Functional Equations with Taylor Series I am stuck on the functional equation
$$f(f(x))+f(x)=e^x$$
Somebody has suggested to me in the past that I can use Taylor Series to solve some of the harder functional equations, but I'm not sure how to use that to solve this. Help?
If Taylor Series is not the way to go for this functional equation, can somebody tell me what method I should use?
In general, can anybody recommend a few different methods that would be good to keep in mind when dealing with functional equations like this in which functional iteration is present?
Thanks!
 A: I don't know whether there is a simple solution for the function, but I can show how one would use a Taylor expression here.
First, let us suppose there is a value $q$ which is a fixed point of the function f(x)
$$
f(q)=q
$$
If we fill this in the relation we find:
$$
f(f(q)) + f(q) = f(q) + q = 2 q = e^q
$$
The numerical value would be $q\approx0.693147$.
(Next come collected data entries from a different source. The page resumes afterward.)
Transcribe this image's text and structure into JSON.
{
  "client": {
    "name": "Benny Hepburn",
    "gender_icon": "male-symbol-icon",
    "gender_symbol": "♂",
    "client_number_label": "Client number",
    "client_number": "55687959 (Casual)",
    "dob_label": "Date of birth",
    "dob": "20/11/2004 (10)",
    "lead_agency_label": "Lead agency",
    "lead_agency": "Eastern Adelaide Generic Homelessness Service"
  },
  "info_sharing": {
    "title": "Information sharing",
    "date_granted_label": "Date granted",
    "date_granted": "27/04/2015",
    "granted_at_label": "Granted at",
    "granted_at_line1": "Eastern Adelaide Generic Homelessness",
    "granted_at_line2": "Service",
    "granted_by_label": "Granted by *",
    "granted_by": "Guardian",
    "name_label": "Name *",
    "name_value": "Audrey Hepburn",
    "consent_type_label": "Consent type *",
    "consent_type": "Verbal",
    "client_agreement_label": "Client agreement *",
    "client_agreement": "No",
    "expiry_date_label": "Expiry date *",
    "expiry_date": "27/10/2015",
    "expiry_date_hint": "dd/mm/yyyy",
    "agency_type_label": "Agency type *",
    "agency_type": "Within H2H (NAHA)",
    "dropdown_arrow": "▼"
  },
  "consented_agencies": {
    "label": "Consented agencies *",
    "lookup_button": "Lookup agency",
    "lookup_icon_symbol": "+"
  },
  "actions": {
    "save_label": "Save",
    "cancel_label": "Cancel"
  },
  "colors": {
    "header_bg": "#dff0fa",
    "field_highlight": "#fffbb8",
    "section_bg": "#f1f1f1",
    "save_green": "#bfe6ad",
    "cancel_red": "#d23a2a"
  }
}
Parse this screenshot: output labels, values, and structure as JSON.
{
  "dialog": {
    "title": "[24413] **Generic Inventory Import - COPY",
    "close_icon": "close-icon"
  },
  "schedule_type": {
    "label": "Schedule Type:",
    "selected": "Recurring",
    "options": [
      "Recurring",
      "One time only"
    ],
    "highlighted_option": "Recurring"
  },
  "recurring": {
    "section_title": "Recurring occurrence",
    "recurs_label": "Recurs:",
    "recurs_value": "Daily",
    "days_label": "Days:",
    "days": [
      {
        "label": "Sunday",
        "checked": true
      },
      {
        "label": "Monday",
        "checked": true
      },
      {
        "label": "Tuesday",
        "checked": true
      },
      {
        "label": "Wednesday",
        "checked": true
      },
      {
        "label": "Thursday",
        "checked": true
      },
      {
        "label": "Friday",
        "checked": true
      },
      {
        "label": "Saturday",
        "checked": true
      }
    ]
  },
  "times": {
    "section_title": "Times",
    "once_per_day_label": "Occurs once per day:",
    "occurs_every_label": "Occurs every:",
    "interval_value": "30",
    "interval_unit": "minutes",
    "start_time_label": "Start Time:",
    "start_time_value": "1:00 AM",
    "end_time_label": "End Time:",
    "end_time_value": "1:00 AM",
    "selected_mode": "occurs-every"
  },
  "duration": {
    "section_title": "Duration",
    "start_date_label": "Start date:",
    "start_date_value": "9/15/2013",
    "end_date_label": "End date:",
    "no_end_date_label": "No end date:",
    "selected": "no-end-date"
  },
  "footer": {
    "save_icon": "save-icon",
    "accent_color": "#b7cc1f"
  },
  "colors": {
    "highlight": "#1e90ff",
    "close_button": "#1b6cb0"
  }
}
Since we are interested in a smooth function $f(x)$ we know that we could in principle make a Taylor expansion at any point $x$. If we use the fixed point we would have something like:
$$
f(q+\delta) = q + \sum_{i=1}^\infty a_i \delta^i
$$
with some still unknown coefficients $a_i$. Having assumed a smooth function $f(x)$ there is at least a small range of values for $\delta$ where the series converges.
We can now insert this expansion into the relation we have and work all terms out up to some order ${\cal O}(\delta^n)$ and group terms with the same power of $\delta$. The first few terms would be :
$$
2 q + \left(a_1 + a_1^2\right) \delta + \left(a_2 + a_1 a_2 + a_1^2 a_2\right) \delta^2 + \dots = e^{q+\delta} = e^q + e^q \delta + e^q \frac{\delta^2}{2} + \dots
$$
and since for any small $\delta$ this should be the same on both sides we get a lot of equations in the unknown values $a_i$. The lowest order is
$$
2 q = e^q,
$$
which already assumed. The next one is
$$
a_1 + a_1^2 = e^q = 2q
$$
from which we find
$$
a_1 = \frac{1 \pm \sqrt{1 + 8 q}}{2}
$$
The sign is not too important and only determines whether we choose $x$ to go to the left or the right. The next equation we get is
$$
a_2 + a_1 a_2 + a_1^2 a_2 = \frac{1}{2} e^q = 2 q
$$
We can now insert the solution obtained for $a_1$ (or combine the equations) and determine that
$$
a_2 = \frac{q}{1 + 2 q}
$$ 
This procedure can be continued arbitrarily far and in this particular problem(!) the first equation you encounter for $a_k$ is always linear and easy to solve. 
Unfortunately going from a "determined" function in terms of a local Taylor expansion to a closed expression, is in general not so easy.
A typical strategy to solve this type of problems would be to start looking for fixed points or symmetries that can be exploited.